İLK DERECE MAHKEMESİ KARARININ ÖZETİ:
İlk derece mahkemesi 01.12.2021 tarih ve 2021/1372 Esas, 2021/1093 Karar sayılı kararında özetle; “…Yargıtay 20. HD’nin 20/06/2016 tarih ve 2016/1401 Esas, 2016/7247 Karar sayılı ilamında belirtildiği üzere;
Bodrum 2. Asliye Hukuk (Asliye Ticaret Mahkemesi Sıfatıyla) Mahkemesi’nin 16/09/2021 tarih ve 2021/258 Esas, 2021/410 Kararı ile devir kararı verilmiş ise de; dava konusuna göre Mahkememize Asliye Ticaret Mahkemesi’nin görevli olmadığı bir dava dosyası geldiğinde, yine Mahkememizin 01/09/2021 tarihinde faaliyete geçmesi nedeniyle, bu tarihten önce açılan davalar yönünden, hangi mahkemenin görevli olduğu hususunda uyuşmazlık çıktığında (ki somut olayda bu durum mevcuttur), görev uyuşmazlığı çıkması ve merci tayinine gidilebilmesi için her iki mahkeme tarafından verilen kararların istinaf edilmeden kesinleşmesi gerekmektedir. Ancak Bodrum 2. Asliye Hukuk (Asliye Ticaret Mahkemesi Sıfatıyla) Mahkemesi’nin 16/09/2021 tarih ve 2021/258 Esas, 2021/410 Kararı ile devir kararı verilmiş, kararın temyiz / istinaf edilebilir olduğu belirtilerek, gerekçeli karar taraf veya vekillerine tebliğ edilmeden, esas hükümle birlikte kanun yolu tüketilmeden dosya Mahkememize gönderilmiştir.

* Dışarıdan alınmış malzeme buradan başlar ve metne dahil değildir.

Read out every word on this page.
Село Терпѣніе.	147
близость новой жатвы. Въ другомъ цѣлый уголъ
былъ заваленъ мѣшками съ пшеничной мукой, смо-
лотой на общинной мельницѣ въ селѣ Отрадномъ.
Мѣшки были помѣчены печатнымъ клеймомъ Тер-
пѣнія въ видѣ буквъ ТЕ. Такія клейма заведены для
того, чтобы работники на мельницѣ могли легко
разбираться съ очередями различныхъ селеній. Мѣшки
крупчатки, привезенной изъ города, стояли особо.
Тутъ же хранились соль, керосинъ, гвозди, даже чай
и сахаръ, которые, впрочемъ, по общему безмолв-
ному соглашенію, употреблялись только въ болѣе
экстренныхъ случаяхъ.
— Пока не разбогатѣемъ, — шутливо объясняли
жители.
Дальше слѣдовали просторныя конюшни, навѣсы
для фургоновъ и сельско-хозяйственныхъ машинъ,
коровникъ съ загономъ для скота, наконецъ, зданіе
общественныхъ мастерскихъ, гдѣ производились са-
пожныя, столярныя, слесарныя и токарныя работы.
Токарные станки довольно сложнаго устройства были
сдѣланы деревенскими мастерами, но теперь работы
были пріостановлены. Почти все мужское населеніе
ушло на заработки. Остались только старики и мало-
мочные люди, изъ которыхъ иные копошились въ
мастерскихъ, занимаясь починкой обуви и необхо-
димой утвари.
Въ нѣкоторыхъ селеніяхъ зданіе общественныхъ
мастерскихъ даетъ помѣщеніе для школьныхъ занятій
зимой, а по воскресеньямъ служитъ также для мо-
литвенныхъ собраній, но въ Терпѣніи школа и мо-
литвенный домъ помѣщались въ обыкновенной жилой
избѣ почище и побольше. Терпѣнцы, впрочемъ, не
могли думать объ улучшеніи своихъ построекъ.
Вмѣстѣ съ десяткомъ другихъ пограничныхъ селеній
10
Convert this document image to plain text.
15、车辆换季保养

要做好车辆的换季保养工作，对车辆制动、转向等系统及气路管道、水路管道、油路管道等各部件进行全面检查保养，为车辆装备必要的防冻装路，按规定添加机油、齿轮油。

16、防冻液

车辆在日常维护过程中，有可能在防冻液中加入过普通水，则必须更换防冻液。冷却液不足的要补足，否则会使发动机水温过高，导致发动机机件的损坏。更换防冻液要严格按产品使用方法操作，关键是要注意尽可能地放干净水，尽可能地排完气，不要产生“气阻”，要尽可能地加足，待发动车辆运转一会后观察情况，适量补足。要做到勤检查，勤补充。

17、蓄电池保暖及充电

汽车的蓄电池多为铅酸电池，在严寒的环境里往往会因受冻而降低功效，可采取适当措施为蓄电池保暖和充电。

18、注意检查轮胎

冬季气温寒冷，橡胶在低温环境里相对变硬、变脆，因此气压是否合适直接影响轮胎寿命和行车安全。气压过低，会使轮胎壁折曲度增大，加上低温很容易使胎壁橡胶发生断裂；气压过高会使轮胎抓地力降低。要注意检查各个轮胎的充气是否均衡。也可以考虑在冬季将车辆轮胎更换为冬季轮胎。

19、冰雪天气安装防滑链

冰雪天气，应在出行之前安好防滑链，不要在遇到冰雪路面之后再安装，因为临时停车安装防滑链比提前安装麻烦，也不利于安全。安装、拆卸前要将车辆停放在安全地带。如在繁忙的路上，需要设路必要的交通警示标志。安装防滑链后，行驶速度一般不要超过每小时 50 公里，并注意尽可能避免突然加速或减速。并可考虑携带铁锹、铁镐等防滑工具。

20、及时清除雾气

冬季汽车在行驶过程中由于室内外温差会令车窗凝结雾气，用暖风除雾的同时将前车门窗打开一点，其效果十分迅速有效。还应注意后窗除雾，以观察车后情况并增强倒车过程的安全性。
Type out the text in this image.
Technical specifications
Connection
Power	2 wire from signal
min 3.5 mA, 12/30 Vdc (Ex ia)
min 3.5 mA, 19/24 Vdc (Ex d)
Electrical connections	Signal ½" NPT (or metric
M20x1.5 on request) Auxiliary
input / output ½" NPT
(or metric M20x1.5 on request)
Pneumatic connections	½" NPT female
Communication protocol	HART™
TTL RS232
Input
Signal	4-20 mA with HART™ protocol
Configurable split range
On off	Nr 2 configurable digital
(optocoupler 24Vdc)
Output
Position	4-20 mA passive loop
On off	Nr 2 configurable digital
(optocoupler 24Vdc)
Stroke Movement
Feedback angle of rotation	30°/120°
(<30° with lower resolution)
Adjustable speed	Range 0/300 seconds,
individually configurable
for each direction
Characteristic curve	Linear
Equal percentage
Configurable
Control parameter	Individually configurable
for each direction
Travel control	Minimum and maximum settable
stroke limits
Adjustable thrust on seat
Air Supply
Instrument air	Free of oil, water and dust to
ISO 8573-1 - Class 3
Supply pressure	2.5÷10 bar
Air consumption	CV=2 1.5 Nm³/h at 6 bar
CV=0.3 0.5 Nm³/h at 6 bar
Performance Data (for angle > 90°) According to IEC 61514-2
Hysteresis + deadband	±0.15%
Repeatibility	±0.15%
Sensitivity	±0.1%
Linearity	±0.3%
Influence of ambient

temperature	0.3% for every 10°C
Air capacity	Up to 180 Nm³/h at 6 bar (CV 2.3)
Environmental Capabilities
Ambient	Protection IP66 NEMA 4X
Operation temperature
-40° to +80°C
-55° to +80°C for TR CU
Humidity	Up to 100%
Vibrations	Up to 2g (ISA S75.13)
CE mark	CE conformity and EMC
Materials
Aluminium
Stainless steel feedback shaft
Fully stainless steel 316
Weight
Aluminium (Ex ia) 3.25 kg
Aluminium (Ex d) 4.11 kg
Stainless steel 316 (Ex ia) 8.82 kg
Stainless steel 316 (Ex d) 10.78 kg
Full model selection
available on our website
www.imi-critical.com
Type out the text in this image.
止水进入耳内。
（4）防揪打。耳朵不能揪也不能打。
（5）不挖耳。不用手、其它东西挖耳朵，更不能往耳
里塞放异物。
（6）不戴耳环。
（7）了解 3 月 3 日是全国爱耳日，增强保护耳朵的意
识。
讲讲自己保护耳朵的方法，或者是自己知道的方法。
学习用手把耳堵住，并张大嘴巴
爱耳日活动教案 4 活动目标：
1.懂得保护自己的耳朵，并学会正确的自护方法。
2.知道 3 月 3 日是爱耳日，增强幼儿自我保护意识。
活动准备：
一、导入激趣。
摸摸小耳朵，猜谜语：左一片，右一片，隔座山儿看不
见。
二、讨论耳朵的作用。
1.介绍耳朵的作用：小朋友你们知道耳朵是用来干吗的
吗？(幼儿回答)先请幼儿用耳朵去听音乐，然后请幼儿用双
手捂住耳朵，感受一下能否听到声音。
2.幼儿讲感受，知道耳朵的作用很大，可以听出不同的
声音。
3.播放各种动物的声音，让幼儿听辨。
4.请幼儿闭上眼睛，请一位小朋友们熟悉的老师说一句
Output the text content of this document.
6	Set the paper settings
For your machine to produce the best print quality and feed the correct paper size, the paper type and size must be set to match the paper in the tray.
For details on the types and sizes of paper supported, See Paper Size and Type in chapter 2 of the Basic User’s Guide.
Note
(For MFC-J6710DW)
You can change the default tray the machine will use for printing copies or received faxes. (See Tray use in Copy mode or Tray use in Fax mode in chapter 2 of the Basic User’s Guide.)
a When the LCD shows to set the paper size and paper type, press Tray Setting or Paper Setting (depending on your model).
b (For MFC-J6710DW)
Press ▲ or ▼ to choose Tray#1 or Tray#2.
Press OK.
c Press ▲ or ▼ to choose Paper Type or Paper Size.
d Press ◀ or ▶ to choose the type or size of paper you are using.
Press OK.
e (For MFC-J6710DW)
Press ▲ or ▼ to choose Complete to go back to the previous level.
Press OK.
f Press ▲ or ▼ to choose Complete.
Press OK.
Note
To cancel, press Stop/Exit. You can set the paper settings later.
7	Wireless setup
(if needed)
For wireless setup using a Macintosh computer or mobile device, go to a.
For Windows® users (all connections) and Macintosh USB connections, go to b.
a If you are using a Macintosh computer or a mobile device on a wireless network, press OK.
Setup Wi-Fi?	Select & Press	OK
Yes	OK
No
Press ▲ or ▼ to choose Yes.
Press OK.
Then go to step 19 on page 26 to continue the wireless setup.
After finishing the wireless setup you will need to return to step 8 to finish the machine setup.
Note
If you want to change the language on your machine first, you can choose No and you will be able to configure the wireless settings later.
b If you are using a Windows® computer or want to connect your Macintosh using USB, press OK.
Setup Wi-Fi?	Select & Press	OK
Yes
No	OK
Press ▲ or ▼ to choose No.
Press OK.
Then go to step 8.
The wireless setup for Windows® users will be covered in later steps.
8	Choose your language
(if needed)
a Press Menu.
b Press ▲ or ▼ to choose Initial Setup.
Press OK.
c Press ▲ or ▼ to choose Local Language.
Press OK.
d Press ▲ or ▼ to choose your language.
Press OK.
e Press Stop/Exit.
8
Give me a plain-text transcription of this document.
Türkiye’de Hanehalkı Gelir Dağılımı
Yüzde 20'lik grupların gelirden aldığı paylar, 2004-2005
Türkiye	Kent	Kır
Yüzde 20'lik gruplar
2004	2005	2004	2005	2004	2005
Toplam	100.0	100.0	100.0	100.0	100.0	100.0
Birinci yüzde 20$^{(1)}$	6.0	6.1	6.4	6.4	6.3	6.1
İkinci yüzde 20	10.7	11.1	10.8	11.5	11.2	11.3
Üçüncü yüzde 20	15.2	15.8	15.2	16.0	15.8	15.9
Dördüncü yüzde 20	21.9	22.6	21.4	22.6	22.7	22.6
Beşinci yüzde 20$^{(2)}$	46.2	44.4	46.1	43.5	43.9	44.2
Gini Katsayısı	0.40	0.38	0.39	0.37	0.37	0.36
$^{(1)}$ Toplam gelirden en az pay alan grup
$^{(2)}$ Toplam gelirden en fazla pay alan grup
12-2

Bu nedenle 6100 sayılı HMK’nın 20/1 maddesi anlamında Bodrum 2. Asliye Hukuk (Asliye Ticaret Mahkemesi Sıfatıyla) Mahkemesi’nce verilmiş bir görevsizlik kararı bulunmadığı anlaşılmış olup, Mahkememizin görevsizlik kararının istinaf edilmeden kesinleşmesi ve süresi içerisinde dosyanın görevli mahkemeye gönderilmesinin talep edilmesi halinde, 6100 sayılı HMK’nın 20/1 maddesi anlamında görev uyuşmazlığının çıkması için dosyanın tekrar Bodrum 2. Asliye Hukuk (Asliye Ticaret Mahkemesi Sıfatıyla) Mahkemesi’ne gönderilmesine karar vermek gerekecektir.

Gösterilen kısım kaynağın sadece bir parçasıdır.